La segunda lectura contrapone la imagen del Dios terrible de la antigua alianza, que manifestaba su grandeza por medio del fuego, la tormenta y la trompeta (aunque también en el Antiguo Testamento se relata su manifestación al profeta Elías en el murmullo de una brisa suave -1 Reyes 19, 12-13-), a la del Dios cercano y sencillo que se revela en la persona de Jesús, “mediador de una nueva alianza”.
 
2. Obrar desinteresadamente  
En la segunda parte del Evangelio Jesús nos exhorta a obrar sin cálculos egoístas. Todos solemos tener la inclinación a obrar esperando que nos paguen, como dice el refrán “favor con favor se paga”. Esta actitud puede llevarnos a buscar ante todo nuestra propia recompensa, en lugar de aplicar lo que dijo Jesús: “hay mayor felicidad en dar que en recibir” (frase evocada por el apóstol san Pablo en su discurso a los presbíteros de Éfeso -Hechos de los Apóstoles 20, 35 ss-).
Pero ¡atención! Al dar, existe el peligro de caer en la tentación de hacer sentir inferior al beneficiario. La verdadera caridad no consiste en sentir lástima los de “arriba” por los de “abajo”, permaneciendo y afianzándose los que dan en sus posiciones superiores y quedando los que reciben en su situación de miseria. No. El amor verdadero a los pobres exige la solidaridad para buscar con ellos la realización de condiciones de justicia social que les hagan posible superar su situación y vivir de acuerdo con su dignidad humana.
 
3. La verdadera sabiduría implica optar preferencialmente por los pobres  
Lo que le propone Jesús a quien lo ha invitado es una exhortación a cambiar la jerarquía de valores propia de un sistema social que desprecia y excluye a los pobres, a los débiles, a los que considera inútiles. Son éstos justamente los preferidos de Dios, a quienes en primera instancia quiere Él que llegue su invitación al banquete de la vida eterna, prefigurado en la Eucaristía.
Un canto eucarístico llamado en latín Panis angelicus (Pan angélico), dice en uno de sus versos:
¡O res mirabilis! Manducant Dominum pauper, servus et humilis (¡Oh cosa admirable! Se alimentan del Señor el pobre, el siervo y el humilde). Esta realidad se manifiesta sobre todo en las grandes iglesias.
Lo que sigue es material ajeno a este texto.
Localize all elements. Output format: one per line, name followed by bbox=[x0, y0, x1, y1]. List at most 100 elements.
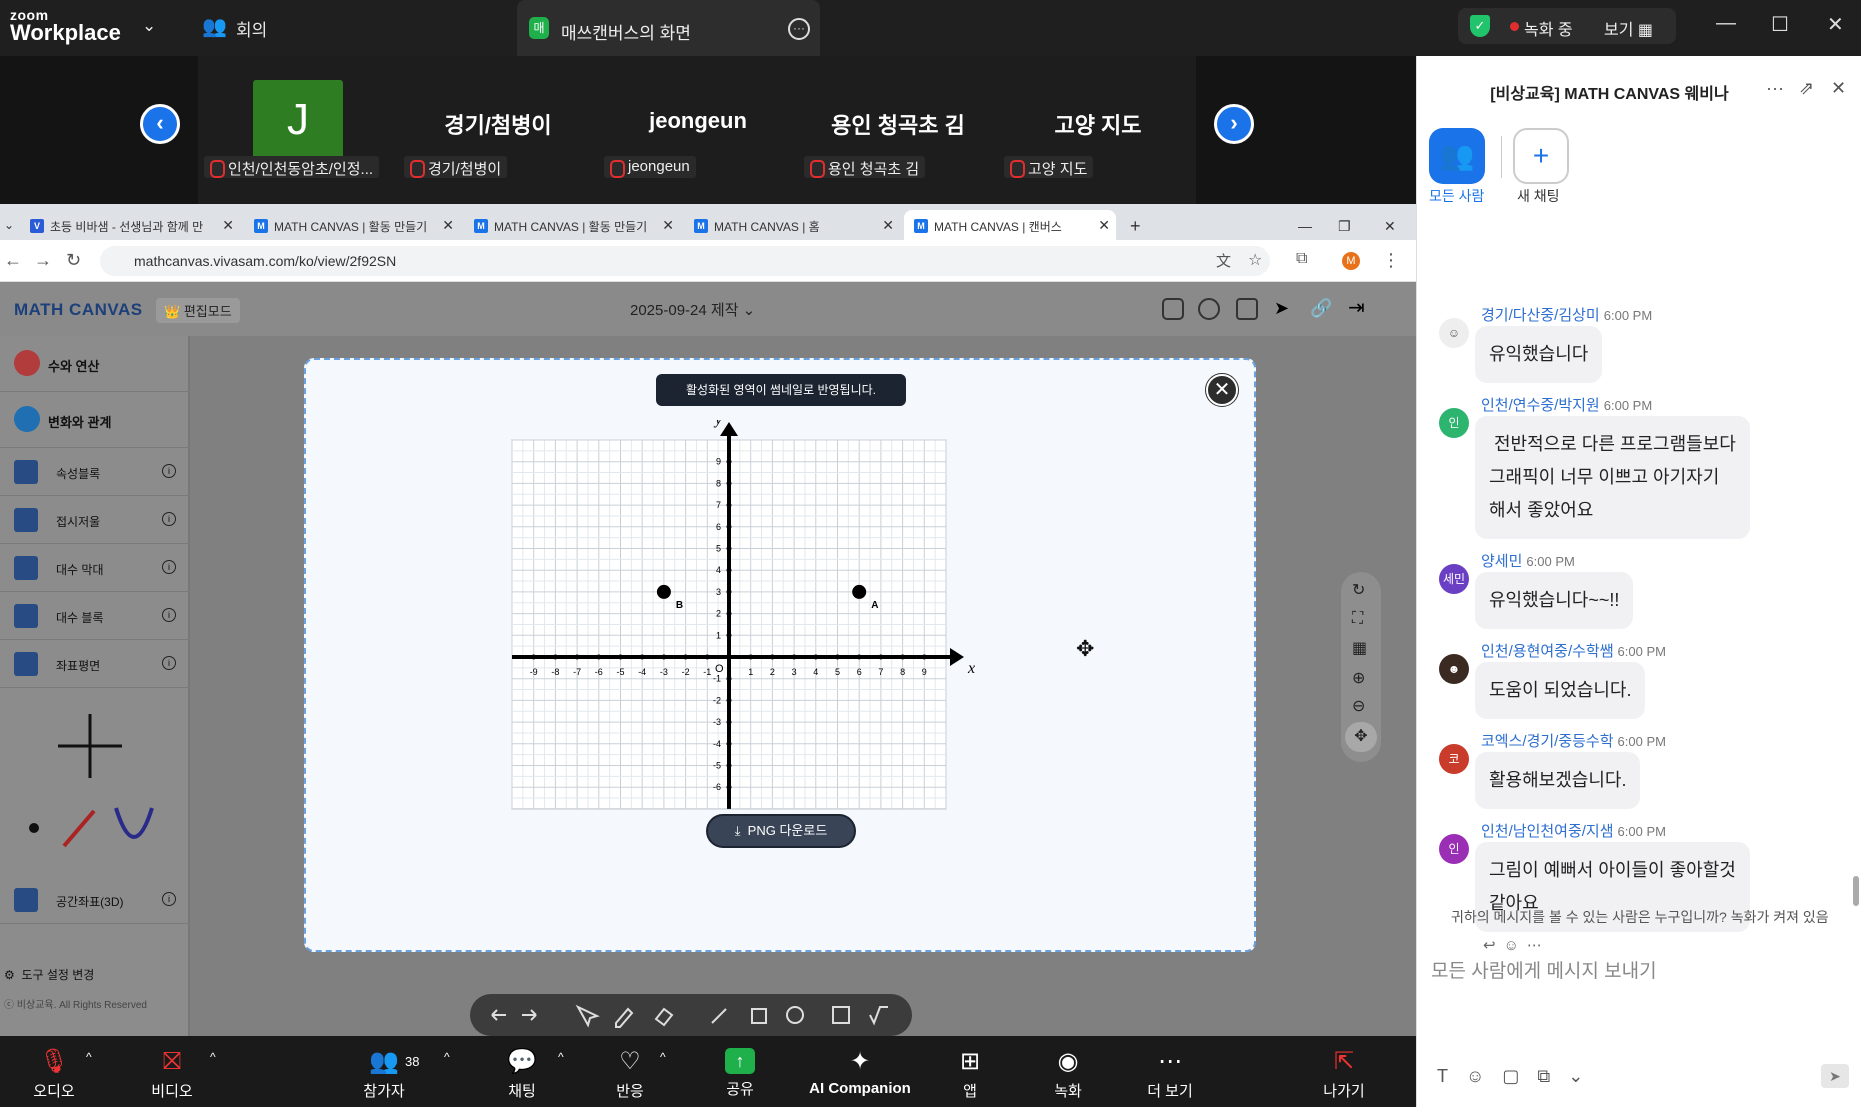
modal-close-icon[interactable]: ✕ bbox=[1205, 373, 1239, 407]
send-icon[interactable]: ➤ bbox=[1274, 298, 1296, 320]
audio-options-chevron-icon[interactable]: ^ bbox=[86, 1050, 92, 1064]
curve-preset[interactable] bbox=[114, 807, 154, 839]
forward-icon[interactable]: → bbox=[34, 250, 52, 271]
chevron-down-icon[interactable]: ⌄ bbox=[142, 16, 156, 36]
info-icon[interactable]: i bbox=[162, 560, 176, 574]
zoom-out-icon[interactable]: ⊖ bbox=[1352, 696, 1365, 716]
chat-message-input[interactable]: 모든 사람에게 메시지 보내기 bbox=[1431, 956, 1851, 983]
prev-page-icon[interactable]: ‹ bbox=[140, 104, 180, 144]
close-tab-icon[interactable]: ✕ bbox=[882, 217, 894, 234]
maximize-icon[interactable]: ☐ bbox=[1771, 12, 1789, 37]
browser-tab[interactable]: M MATH CANVAS | 활동 만들기 ✕ bbox=[464, 210, 680, 240]
participant-tile[interactable]: 고양 지도 고양 지도 bbox=[998, 56, 1198, 204]
settings-gear-icon[interactable] bbox=[1198, 298, 1220, 320]
back-icon[interactable]: ← bbox=[4, 250, 22, 271]
close-tab-icon[interactable]: ✕ bbox=[662, 217, 674, 234]
select-arrow-icon[interactable] bbox=[575, 1004, 600, 1028]
browser-tab[interactable]: M MATH CANVAS | 활동 만들기 ✕ bbox=[244, 210, 460, 240]
camera-icon[interactable] bbox=[1162, 298, 1184, 320]
new-chat-icon[interactable]: + bbox=[1513, 128, 1569, 184]
ai-companion-button[interactable]: ✦ AI Companion bbox=[800, 1036, 920, 1107]
zoom-in-icon[interactable]: ⊕ bbox=[1352, 668, 1365, 688]
new-tab-icon[interactable]: + bbox=[1122, 208, 1152, 238]
participant-tile[interactable]: J 인천/인천동암초/인정... bbox=[198, 56, 398, 204]
tool-coordinate-plane[interactable]: 좌표평면 i bbox=[0, 640, 190, 688]
browser-tab[interactable]: M MATH CANVAS | 홈 ✕ bbox=[684, 210, 900, 240]
record-button[interactable]: ◉ 녹화 bbox=[1018, 1036, 1118, 1107]
profile-avatar[interactable]: M bbox=[1342, 252, 1360, 270]
category-number-operations[interactable]: 수와 연산 bbox=[0, 336, 190, 392]
undo-icon[interactable] bbox=[491, 1009, 506, 1021]
screenshot-icon[interactable]: ⧉⌄ bbox=[1537, 1066, 1601, 1086]
point-preset[interactable] bbox=[29, 823, 39, 833]
participants-button[interactable]: 👥 참가자 bbox=[334, 1036, 434, 1107]
close-tab-icon[interactable]: ✕ bbox=[222, 217, 234, 234]
more-button[interactable]: ⋯ 더 보기 bbox=[1120, 1036, 1220, 1107]
exit-icon[interactable]: ⇥ bbox=[1348, 298, 1370, 320]
participant-tile[interactable]: 용인 청곡초 김 용인 청곡초 김 bbox=[798, 56, 998, 204]
circle-tool-icon[interactable] bbox=[786, 1006, 804, 1024]
browser-menu-icon[interactable]: ⋮ bbox=[1382, 250, 1400, 271]
visibility-notice[interactable]: 귀하의 메시지를 볼 수 있는 사람은 누구입니까? 녹화가 켜져 있음 bbox=[1427, 908, 1857, 926]
pan-icon[interactable]: ✥ bbox=[1345, 722, 1377, 752]
meeting-tab[interactable]: 회의 bbox=[236, 16, 267, 41]
message-actions[interactable]: ↩☺⋯ bbox=[1483, 936, 1550, 954]
info-icon[interactable]: i bbox=[162, 656, 176, 670]
bookmark-star-icon[interactable]: ☆ bbox=[1248, 250, 1262, 270]
tool-attribute-blocks[interactable]: 속성블록 i bbox=[0, 448, 190, 496]
close-window-icon[interactable]: ✕ bbox=[1376, 210, 1406, 240]
next-page-icon[interactable]: › bbox=[1214, 104, 1254, 144]
coordinate-plane-chart[interactable]: -9 -8 -7 -6 -5 -4 -3 -2 -1 1 2 3 4 5 6 7 8 9 -6 -5 -4 -3 -2 -1 1… bbox=[506, 420, 986, 820]
text-tool-icon[interactable] bbox=[832, 1006, 850, 1024]
everyone-icon[interactable]: 👥 bbox=[1429, 128, 1485, 184]
participant-tile[interactable]: 경기/첨병이 경기/첨병이 bbox=[398, 56, 598, 204]
refresh-icon[interactable]: ↻ bbox=[1352, 580, 1365, 600]
shape-presets[interactable] bbox=[24, 796, 164, 856]
audio-button[interactable]: 🎙 오디오 bbox=[4, 1036, 104, 1107]
tab-everyone[interactable]: 모든 사람 bbox=[1429, 186, 1484, 206]
file-icon[interactable]: ▢ bbox=[1502, 1066, 1537, 1086]
line-tool-icon[interactable] bbox=[711, 1008, 727, 1024]
close-chat-icon[interactable]: ✕ bbox=[1831, 78, 1846, 99]
recording-status[interactable]: ✓ 녹화 중 보기 ▦ bbox=[1458, 8, 1676, 44]
save-icon[interactable] bbox=[1236, 298, 1258, 320]
grid-icon[interactable]: ▦ bbox=[1352, 638, 1367, 658]
png-download-button[interactable]: ⤓ PNG 다운로드 bbox=[706, 814, 856, 848]
more-options-icon[interactable]: ··· bbox=[788, 18, 810, 40]
link-icon[interactable]: 🔗 bbox=[1310, 298, 1332, 320]
pen-icon[interactable] bbox=[615, 1007, 634, 1028]
browser-tab-active[interactable]: M MATH CANVAS | 캔버스 ✕ bbox=[904, 210, 1116, 240]
browser-tab[interactable]: V 초등 비바샘 - 선생님과 함께 만 ✕ bbox=[20, 210, 240, 240]
url-input[interactable]: mathcanvas.vivasam.com/ko/view/2f92SN bbox=[100, 246, 1270, 276]
extensions-icon[interactable]: ⧉ bbox=[1296, 250, 1307, 268]
text-format-icon[interactable]: T bbox=[1437, 1066, 1466, 1086]
redo-icon[interactable] bbox=[522, 1009, 537, 1021]
close-tab-icon[interactable]: ✕ bbox=[1098, 217, 1110, 234]
line-preset[interactable] bbox=[62, 809, 96, 848]
participants-chevron-icon[interactable]: ^ bbox=[444, 1050, 450, 1064]
info-icon[interactable]: i bbox=[162, 608, 176, 622]
coordinate-plane-thumbnail[interactable] bbox=[50, 706, 130, 786]
video-button[interactable]: ⛝ 비디오 bbox=[122, 1036, 222, 1107]
minimize-icon[interactable]: — bbox=[1716, 12, 1736, 35]
tool-balance-scale[interactable]: 접시저울 i bbox=[0, 496, 190, 544]
reactions-chevron-icon[interactable]: ^ bbox=[660, 1050, 666, 1064]
tool-algebra-bar[interactable]: 대수 막대 i bbox=[0, 544, 190, 592]
translate-icon[interactable]: 文 bbox=[1216, 250, 1231, 271]
tool-space-coordinates-3d[interactable]: 공간좌표(3D) i bbox=[0, 876, 190, 924]
view-button[interactable]: 보기 ▦ bbox=[1604, 16, 1653, 40]
chat-scrollbar[interactable] bbox=[1853, 876, 1859, 906]
tool-algebra-block[interactable]: 대수 블록 i bbox=[0, 592, 190, 640]
fullscreen-icon[interactable]: ⛶ bbox=[1352, 610, 1363, 628]
restore-icon[interactable]: ❐ bbox=[1330, 210, 1360, 240]
share-button[interactable]: ↑ 공유 bbox=[690, 1036, 790, 1107]
reload-icon[interactable]: ↻ bbox=[66, 250, 81, 271]
minimize-icon[interactable]: — bbox=[1290, 210, 1320, 240]
category-change-relation[interactable]: 변화와 관계 bbox=[0, 392, 190, 448]
more-options-icon[interactable]: ··· bbox=[1766, 78, 1784, 99]
close-tab-icon[interactable]: ✕ bbox=[442, 217, 454, 234]
mathcanvas-logo[interactable]: MATH CANVAS bbox=[14, 300, 143, 320]
formula-tool-icon[interactable] bbox=[869, 1006, 888, 1026]
chat-button[interactable]: 💬 채팅 bbox=[472, 1036, 572, 1107]
leave-button[interactable]: ⇱ 나가기 bbox=[1294, 1036, 1394, 1107]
Sin embargo, más admirable sería que en nuestra vida cotidiana se mostrara por parte de cada uno de nosotros una disposición abierta al reconocimiento, la aceptación y la acogida generosa del pobre.
Se trata de una opción que es precisamente la opción de Dios. “Tu rebaño habitó en la tierra que tu bondad, oh Dios, preparó para los pobres”, dice el Salmo. Esta es la opción de Jesús, que procede siempre y ante todo en favor de los débiles, de los necesitados, de los excluidos, de los oprimidos. Y si esta es la opción de Jesús, ¡también tiene que ser la de sus seguidores! Que María, la que se proclamó “servidora del Señor” y mostró serlo con sus obras, nos alcance de su Hijo la disposición a en todo amar y servir, con una opción preferencial por los pobres. Así sea.